JS: Just trying to survive until the change comes! Most of our industry competitors and collaborative peers have left the state and we miss them. We have 141 hospitals and over half of those are designated as critical access hospitals. This leaves us with challenges no other states have.  Poor health demographics, bifurcated access, unfair legal process and system, regional talent shortage, older asset quality and a punitive regulatory environment are challenges. Since West Virginia secured tort reform, we are the single worst state to provide healthcare services in the U.S. Every out-of-town firm considers Kentucky the last great gold rush.

Other challenges include Medicaid expansion unknowns and the unrealistic medical malpractice climate. Also challenging is the unmet workforce capacity needs being felt by the entire healthcare industry. Not to mention the rate of healthcare change based on a higher acuity patient and often un-vetted reimbursement experiments challenging long-term care’s ability to take care of the escalating baby boomer population.

MN: What areas of care can the LTC address that can help reduce overall Medicaid costs for the state?
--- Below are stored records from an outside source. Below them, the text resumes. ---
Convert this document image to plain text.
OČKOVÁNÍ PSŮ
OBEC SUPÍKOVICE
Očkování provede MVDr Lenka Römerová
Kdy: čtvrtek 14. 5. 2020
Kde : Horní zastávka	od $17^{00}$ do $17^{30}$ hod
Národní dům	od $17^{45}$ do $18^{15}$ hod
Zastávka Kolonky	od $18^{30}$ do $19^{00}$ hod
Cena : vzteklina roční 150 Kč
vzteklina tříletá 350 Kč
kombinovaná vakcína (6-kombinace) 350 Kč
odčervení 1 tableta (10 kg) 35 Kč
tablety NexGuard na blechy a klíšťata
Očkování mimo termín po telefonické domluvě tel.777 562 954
JS: We need to innovate, incorporate lean system thinking and expand technology utilization as providers with the combination of these five policy changes:

  1. Medical panels combined with tort reform will reduce Medicaid costs by five to ten percent, depending upon design.
  2. Favorable medical extenders policies to continue expansion to reduce various physician shortage areas in both geography and specialty.
  3. Fair and equitable Medicaid case mix adjusted revenue rate for mental health and cognitively impaired population to reduce hospital costs and capacity problems.
  4. Overhaul Medicaid reimbursement to maintain case mix scoring but add quality incentive payments for Q of L, outcomes, and utilization that is no longer a perverse incentive for aggressive utilization to reward providers for successful innovation.
  5. Introduce community and home based services so the Medicaid dollars can extend and the cost per beneficiary could drop 20 to 25 percent.

The Kentucky Health Plan model is not accurate based on any demand analysis today due to life expectancy, demographic shifts and other state utilization based on having adequate options. The calculations should be modernized based upon more reliable healthcare data, and should include predictive modeling to consider other service integrations, such as out-patient services, non-medical home services, medical home integration and revised acute care assumptions. This would improve access, innovation and lower costs.

We should consider a type of waiver program for expanded service settings beyond LTC while reviewing the strict Certificate of Need policy. This can reduce overall access because the licensed operator has no major incentive to serve less profitable or reduced volume service areas like rural communities. With so few options, we cannot drive down costs per beneficiary as fast as we need to in order to meet expanding Medicaid enrollees. The key to affordability is integrating lower cost options into consumer options, while keeping enough restriction to maintain provider stability.